The emerging field of computer graphics offers a rich variety of problems for investigation to a high-school geometry class. Many of the mathematical ideas and algorithms required to generate complex, three-dimensional visualizations—of the sort now routinely seen in movies, in advertisements, and on TV—derive from simple plane geometry and arithmetic. Students often find examples drawn from computer graphics compelling, both because these problems are applied—i.e., motivated by tangible, practical questions rather than solely by theoretical or pedagogic requirements—and because their objects of study are usually pictorial in nature. The unifying goal of computer graphics is to design "good pictures," where "good" might separately be defined as pretty, accurate, informative, realistic, or inexpensive. From the students' perspective, problems drawn from computer graphics are often fun to work, because their domain is the broad world of all possible pictures and images, as opposed to the restricted, traditional geometric domain of points, lines, and circles.

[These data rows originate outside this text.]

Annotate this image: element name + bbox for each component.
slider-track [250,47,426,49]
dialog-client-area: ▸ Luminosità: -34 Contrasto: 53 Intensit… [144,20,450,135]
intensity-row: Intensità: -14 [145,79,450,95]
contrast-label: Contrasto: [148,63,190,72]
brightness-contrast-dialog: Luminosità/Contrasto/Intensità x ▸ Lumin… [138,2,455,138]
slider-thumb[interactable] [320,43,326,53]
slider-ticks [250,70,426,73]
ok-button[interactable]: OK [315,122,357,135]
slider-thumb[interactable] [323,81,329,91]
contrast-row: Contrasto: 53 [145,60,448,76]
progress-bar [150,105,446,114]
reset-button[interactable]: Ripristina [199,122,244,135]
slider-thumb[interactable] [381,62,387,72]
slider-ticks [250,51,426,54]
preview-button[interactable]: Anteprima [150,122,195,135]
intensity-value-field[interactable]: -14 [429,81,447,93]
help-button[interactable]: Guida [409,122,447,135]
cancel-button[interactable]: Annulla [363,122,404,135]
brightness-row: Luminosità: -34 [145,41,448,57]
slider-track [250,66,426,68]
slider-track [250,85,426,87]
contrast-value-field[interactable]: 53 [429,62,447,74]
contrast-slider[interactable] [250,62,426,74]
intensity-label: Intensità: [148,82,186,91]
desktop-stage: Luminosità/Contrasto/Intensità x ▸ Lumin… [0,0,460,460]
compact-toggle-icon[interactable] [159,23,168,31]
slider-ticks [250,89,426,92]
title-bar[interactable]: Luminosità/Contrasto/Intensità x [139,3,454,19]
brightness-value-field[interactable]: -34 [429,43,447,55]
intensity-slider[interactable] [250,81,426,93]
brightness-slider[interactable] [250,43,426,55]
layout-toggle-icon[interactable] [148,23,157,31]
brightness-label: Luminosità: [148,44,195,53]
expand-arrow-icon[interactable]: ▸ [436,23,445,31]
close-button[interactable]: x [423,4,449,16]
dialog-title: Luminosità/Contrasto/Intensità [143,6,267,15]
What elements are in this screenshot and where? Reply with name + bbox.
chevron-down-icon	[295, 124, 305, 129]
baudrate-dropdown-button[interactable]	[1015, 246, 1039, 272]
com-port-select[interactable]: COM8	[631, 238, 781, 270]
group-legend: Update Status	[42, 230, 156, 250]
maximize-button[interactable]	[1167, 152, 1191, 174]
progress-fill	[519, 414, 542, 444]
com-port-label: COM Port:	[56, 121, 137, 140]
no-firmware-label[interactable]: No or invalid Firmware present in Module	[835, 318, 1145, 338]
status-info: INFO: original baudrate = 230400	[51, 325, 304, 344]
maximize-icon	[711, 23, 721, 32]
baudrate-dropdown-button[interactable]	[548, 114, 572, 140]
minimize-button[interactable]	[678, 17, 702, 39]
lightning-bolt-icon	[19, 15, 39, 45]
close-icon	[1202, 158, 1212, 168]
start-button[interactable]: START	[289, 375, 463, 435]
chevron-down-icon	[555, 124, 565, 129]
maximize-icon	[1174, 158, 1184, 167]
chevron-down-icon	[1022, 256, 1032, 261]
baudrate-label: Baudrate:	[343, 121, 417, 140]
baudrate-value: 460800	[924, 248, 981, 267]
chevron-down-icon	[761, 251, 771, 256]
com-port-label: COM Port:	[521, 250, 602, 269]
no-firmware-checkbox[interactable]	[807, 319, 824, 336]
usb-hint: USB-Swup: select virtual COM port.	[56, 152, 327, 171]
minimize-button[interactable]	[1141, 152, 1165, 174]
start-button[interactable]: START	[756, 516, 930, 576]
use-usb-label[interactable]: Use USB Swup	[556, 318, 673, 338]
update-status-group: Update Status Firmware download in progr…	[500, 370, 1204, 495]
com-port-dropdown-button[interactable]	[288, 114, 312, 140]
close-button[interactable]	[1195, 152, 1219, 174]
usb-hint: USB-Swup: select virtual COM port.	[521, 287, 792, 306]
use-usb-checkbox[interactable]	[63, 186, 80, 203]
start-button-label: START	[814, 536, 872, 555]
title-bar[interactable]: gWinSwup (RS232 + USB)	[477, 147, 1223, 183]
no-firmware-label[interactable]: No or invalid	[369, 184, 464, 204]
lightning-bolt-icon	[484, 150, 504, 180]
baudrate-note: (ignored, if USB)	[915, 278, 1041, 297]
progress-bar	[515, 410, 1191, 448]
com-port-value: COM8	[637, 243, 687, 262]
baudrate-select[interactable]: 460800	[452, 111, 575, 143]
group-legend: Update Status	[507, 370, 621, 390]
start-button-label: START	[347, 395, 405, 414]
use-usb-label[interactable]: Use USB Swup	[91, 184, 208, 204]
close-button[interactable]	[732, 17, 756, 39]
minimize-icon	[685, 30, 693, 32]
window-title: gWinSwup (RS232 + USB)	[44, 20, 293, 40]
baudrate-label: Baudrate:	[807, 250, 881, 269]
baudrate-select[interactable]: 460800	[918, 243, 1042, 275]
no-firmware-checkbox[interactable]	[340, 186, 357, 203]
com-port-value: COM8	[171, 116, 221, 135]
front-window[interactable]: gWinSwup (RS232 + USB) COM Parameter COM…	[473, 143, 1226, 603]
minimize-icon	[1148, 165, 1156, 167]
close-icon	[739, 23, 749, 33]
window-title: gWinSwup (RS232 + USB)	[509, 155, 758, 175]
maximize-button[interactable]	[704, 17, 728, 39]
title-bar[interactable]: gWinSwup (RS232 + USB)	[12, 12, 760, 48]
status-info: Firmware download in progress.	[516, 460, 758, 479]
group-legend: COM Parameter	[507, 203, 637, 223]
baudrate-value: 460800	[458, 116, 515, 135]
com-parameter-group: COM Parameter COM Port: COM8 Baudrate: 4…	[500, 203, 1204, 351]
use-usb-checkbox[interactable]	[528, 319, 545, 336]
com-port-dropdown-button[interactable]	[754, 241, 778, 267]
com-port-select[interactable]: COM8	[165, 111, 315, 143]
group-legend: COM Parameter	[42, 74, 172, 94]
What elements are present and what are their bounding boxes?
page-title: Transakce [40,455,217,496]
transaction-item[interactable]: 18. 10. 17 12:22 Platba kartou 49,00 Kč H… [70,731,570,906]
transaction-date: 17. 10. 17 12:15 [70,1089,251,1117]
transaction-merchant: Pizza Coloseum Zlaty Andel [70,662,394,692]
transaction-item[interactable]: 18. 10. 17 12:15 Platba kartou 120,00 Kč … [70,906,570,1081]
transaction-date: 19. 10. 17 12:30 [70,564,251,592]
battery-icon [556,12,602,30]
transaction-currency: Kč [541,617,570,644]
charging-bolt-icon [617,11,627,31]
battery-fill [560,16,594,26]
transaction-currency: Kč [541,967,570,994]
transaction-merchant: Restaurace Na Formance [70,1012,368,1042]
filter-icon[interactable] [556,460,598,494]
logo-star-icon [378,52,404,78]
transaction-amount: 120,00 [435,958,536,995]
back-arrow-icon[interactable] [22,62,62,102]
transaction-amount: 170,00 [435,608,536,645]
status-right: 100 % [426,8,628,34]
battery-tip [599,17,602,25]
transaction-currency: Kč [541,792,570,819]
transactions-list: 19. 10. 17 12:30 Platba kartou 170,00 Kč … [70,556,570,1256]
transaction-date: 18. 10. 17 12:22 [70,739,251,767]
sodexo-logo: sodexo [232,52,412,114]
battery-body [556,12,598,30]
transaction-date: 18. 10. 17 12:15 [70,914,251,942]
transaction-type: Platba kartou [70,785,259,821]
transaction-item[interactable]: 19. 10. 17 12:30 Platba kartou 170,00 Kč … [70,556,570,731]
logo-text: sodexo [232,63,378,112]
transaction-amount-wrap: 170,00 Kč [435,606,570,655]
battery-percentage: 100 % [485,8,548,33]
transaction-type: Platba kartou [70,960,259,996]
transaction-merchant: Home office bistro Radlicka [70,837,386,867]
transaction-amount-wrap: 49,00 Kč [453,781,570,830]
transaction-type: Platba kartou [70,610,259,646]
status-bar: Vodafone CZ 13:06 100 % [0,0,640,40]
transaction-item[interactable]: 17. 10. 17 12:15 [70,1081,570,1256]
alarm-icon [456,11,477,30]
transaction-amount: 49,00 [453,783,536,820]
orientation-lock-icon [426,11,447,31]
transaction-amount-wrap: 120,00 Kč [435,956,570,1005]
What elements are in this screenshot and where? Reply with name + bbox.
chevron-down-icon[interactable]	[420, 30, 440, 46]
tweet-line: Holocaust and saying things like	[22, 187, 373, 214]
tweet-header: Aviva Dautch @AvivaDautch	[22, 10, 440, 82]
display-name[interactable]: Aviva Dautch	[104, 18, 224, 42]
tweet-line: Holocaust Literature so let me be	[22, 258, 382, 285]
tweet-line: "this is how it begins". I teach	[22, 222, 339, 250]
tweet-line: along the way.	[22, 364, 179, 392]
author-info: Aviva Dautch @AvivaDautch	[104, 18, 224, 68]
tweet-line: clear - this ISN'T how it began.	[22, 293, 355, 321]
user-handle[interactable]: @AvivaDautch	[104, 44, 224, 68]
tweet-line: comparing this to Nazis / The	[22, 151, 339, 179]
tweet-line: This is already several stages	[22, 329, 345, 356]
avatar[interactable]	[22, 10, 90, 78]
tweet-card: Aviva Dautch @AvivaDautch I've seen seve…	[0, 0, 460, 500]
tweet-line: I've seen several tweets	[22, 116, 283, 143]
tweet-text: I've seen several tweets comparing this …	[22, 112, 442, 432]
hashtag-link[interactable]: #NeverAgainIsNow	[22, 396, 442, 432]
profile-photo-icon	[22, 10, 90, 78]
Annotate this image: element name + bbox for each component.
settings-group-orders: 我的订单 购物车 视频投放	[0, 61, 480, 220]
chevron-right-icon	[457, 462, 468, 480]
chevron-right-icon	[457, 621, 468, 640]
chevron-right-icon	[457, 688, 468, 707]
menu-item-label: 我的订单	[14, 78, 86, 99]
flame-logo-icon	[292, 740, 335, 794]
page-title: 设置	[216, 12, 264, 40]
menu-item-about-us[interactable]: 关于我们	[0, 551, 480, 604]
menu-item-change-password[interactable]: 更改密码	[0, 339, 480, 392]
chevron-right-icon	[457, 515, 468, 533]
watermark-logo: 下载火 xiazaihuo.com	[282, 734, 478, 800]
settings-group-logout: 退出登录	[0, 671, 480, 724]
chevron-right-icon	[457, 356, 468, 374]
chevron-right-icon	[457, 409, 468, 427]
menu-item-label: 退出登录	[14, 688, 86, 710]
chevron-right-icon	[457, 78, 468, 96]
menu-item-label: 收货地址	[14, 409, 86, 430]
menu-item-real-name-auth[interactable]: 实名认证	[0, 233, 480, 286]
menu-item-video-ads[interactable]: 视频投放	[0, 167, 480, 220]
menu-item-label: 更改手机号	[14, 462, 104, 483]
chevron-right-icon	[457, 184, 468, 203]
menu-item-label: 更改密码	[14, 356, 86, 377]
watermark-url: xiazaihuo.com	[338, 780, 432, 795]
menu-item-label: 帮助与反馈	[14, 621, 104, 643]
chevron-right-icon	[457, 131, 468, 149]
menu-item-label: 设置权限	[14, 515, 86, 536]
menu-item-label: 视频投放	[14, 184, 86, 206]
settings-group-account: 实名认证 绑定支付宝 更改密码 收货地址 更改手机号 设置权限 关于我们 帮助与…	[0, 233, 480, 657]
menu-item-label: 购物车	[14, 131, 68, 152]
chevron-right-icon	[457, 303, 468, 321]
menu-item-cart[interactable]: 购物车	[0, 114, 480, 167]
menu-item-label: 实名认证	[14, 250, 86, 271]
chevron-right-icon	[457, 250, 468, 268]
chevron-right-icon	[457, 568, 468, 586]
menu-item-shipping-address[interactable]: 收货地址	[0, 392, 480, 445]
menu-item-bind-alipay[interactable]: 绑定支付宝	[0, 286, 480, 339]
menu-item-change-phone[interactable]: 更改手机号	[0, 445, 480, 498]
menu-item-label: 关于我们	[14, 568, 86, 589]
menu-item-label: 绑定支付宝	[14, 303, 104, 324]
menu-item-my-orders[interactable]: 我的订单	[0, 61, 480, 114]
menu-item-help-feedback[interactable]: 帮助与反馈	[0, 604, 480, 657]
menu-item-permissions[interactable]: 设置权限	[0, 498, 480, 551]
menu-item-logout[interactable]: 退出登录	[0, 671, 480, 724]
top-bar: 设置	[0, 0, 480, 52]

This paper surveys a number of problems and topics drawn from computer graphics, and explores them through the lens of dynamic geometry software. In particular, I comment on a number of Sketchpad sketches [Jackiw95] that I've collected from my work and that of friends, colleagues, teachers, and students. Readers with access to the Web are encouraged to read this paper from the St. Olaf Proceedings Web site, where copies of these sketches can be accessed electronically. (Obviously, it's more satisfying to explore these sketches interactively than to read static text about how they could be manipulated through software!) Rather than develop or endorse a single curricular strategy for bringing such topics into a classroom, I hope that the problems outlined below are sufficiently interesting and diverse that readers who teach geometry will experiment with integrating them into classes and curricula that already exist.